Tuesday, March 15, 2011

I'll get you if you don't read this! Bullying.

Everyone seems to be writing about bullying in the public schools and what we should do to get rid of this behavior.  As an academic, I need to start with a definition so that you and I can discuss this phenomenon with some degree of civility.  We haven't heard that word in a long time have we-civility.  


According to one dictionary on this computer a Bully is a person who uses strength or power to harm or intimidate those who are weaker.  The verb definition is using superior strength or influence to intimidate (someone), typically to force him or her to do what one wants.


Why does my mind want to go back in my thinking of Wisconsin?  


We probably have always had bullying and bullies since the early mankind.  "If you have the power, flaunt it!"  And I'm sure we have all been a party to bullying be we the bullyees or the bullyors.


I still remember being bullied at choir practice at the Episcopal Cathedral in Utica, New York.  I was probably five or six years old and one of the smallest in the choir.  As such I and another small kid were always first in line to lead the choir in and out of the services.  Practice was on Saturday and was, I think if memory serves me correctly, about two hours long.  I quickly learned NOT to go to the rest room because that was were the big kids were during the break in practice.  I don't remember any adults ever coming in to see what was going on.  You didn't even walk near the rest room because those bigger kids might grab you and drag you in.  


Isn't it interesting that after six decades I still remember that time.  When practice was over I'd run out of the church and head two blocks to the bus stop where the bigger kids never went.  No, I didn't tell my folks.  You're the first.  I don't remember what I thought then--probably self survival.  

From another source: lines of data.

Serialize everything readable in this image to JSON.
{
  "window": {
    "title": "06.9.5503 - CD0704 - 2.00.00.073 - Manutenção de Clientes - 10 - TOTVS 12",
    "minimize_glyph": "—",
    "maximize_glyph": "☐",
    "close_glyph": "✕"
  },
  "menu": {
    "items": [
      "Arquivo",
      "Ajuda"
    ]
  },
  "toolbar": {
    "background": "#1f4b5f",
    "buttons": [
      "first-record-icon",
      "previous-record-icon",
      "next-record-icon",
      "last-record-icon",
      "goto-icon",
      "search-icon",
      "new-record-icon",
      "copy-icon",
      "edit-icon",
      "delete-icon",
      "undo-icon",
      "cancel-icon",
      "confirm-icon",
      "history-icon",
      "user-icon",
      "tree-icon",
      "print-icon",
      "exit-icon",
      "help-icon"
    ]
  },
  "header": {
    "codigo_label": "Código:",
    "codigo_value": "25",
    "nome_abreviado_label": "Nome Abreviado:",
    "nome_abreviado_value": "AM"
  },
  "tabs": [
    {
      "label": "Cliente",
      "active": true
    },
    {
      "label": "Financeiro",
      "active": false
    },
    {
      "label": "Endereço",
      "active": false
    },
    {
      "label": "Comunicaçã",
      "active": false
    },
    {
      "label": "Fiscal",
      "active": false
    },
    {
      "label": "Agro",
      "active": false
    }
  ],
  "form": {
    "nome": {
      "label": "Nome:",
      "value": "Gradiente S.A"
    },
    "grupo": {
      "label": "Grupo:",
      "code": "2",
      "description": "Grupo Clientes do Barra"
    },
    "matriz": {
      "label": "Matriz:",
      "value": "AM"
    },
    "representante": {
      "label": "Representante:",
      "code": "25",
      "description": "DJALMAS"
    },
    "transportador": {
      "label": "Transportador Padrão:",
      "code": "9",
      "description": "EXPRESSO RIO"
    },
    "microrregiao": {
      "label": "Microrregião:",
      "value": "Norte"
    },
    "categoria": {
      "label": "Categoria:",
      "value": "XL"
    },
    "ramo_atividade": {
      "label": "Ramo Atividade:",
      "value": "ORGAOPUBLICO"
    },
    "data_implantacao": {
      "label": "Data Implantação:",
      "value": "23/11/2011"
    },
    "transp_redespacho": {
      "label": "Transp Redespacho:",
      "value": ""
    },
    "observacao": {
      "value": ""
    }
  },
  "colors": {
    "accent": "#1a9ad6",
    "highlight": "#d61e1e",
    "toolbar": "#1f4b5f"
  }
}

But it wasn't my last episode with bullying.  There was seventh grade where a bigger kid took my new notebook for my school work.  I told the teacher but she couldn't find it so I told my parents.  Wrong.  Dad went to the school principal and demanded the notebook (it had hinged covers).  That only increased the bullying from those that had taken the notebook in the first place.  Never did get the notebook back although I saw it once or twice during the year.  We had big kids in my seventh and eighth grades and I wasn't one of them.  Many were from families that were in construction work and they were use to getting it from their Dad at home.  So I know now that it was a natural progression of behavior.  Dad beats on his kid and the kid beats up on his little sister and when he gets beat up for that he takes it out in the smaller kids on the playground.

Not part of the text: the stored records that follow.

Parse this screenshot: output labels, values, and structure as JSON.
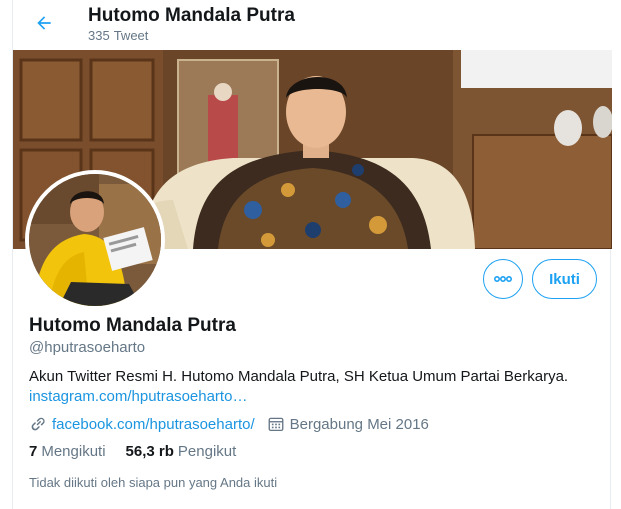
{
  "header": {
    "name": "Hutomo Mandala Putra",
    "tweet_count": "335",
    "tweet_label": "Tweet"
  },
  "profile": {
    "name": "Hutomo Mandala Putra",
    "handle": "@hputrasoeharto",
    "bio": "Akun Twitter Resmi H. Hutomo Mandala Putra, SH Ketua Umum Partai Berkarya.",
    "bio_link": "instagram.com/hputrasoeharto…",
    "website": "facebook.com/hputrasoeharto/",
    "joined": "Bergabung Mei 2016"
  },
  "actions": {
    "follow_label": "Ikuti"
  },
  "stats": {
    "following_count": "7",
    "following_label": "Mengikuti",
    "followers_count": "56,3 rb",
    "followers_label": "Pengikut"
  },
  "note": "Tidak diikuti oleh siapa pun yang Anda ikuti",
  "icons": {
    "back": "arrow-left-icon",
    "more": "more-horizontal-icon",
    "link": "link-icon",
    "calendar": "calendar-icon"
  },
  "colors": {
    "accent": "#1da1f2",
    "link": "#1b95e0",
    "secondary_text": "#657786",
    "primary_text": "#14171a"
  }
}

Let's face it, wherever there are people with power there will be bullying.  I found the Army before it was an all volunteer organization had much bullying.  The more stripes on your sleeve or bars on the collar gave you the right to bully.  It was a way of life.  In civilian life I find at times there are groups that enjoy power (police, construction permits, road crews, etc) that bully those they come in contact with--but I also have found some of these same groups polite and friendly to a fault.  Why the difference?


If there is any point to be made here is that there are places where bullying can be found in our society.  It IS in our classrooms and we need to address this problem constantly.  


I have had kids in my classroom bully or pick on another member of the class.  At one time I had one black-American boy in a fourth grade of all white kids.  Tom (not a Tommy) was an exceptional student and really one of the nicest kids in class so I was taken back when I watch some of his classmates push him aside or not pass papers or books to him. 


Well, now! This was not to be.  So I arranged to have Tom help the principal straighten the storeroom one afternoon and I proceeded to "bully" the class.  Do you remember my advising on this blog to learn how to get angry before you get angry.  A teacher needs to role play that anger.  I did just that.  I stomped up and down in the front of the class and demanded to know "why are you picking on my friend, Tom?"  "Why would you do this?"  I must have gone on for several minutes before finally saying what were we going to do when Tom comes back from helping the principal.  I gave them some direction in acceptable behavior and proceeded as well to tell the class there were NOT to talk to Tom about this.  "DO YOU UNDERSTAND?"    In retrospect, I bullied the class.  I had the power and I told them what I wanted.  


Fourth graders are easy to convince and they followed my instructions and then some.  I had no more problems concerning Tom and, indeed, he became a leader in the class.  His mother when she came for a parent/teacher conference told me Tom was quite happy in my class and she was quite happy with his progress.  It turned out that she was a teacher in another nearby school district so we enjoy a good relationship from that time.  


We teachers need to be ever vigilant as to the possibilities of bullying in the school and we need to take action immediately to put a stop to it.  From an academic viewpoint I wonder if bullying is more prominent in the city schools then in country schools?   Does Germany have more bullying then Norway?  Is my bias showing here?  


Diane Ravitch, where are you when we need you?  What are other cultures doing about bullying, do they have it and how do they handle it?  Is there bullying in private schools?  That would be interesting to know, wouldn't it.


Bullying is a problem that will never go away--we have to deal with it.  Teaching kids proper behavior and, in my opinion, getting kids to recognize bullying behavior in themselves is important piece of the solution.  Leslie Briggs would probably support this contention--learning about self is an important part of our educational process.  


Did you have a teacher intervene when some kids were bullying you?  Then go thank that teacher.  Do it now.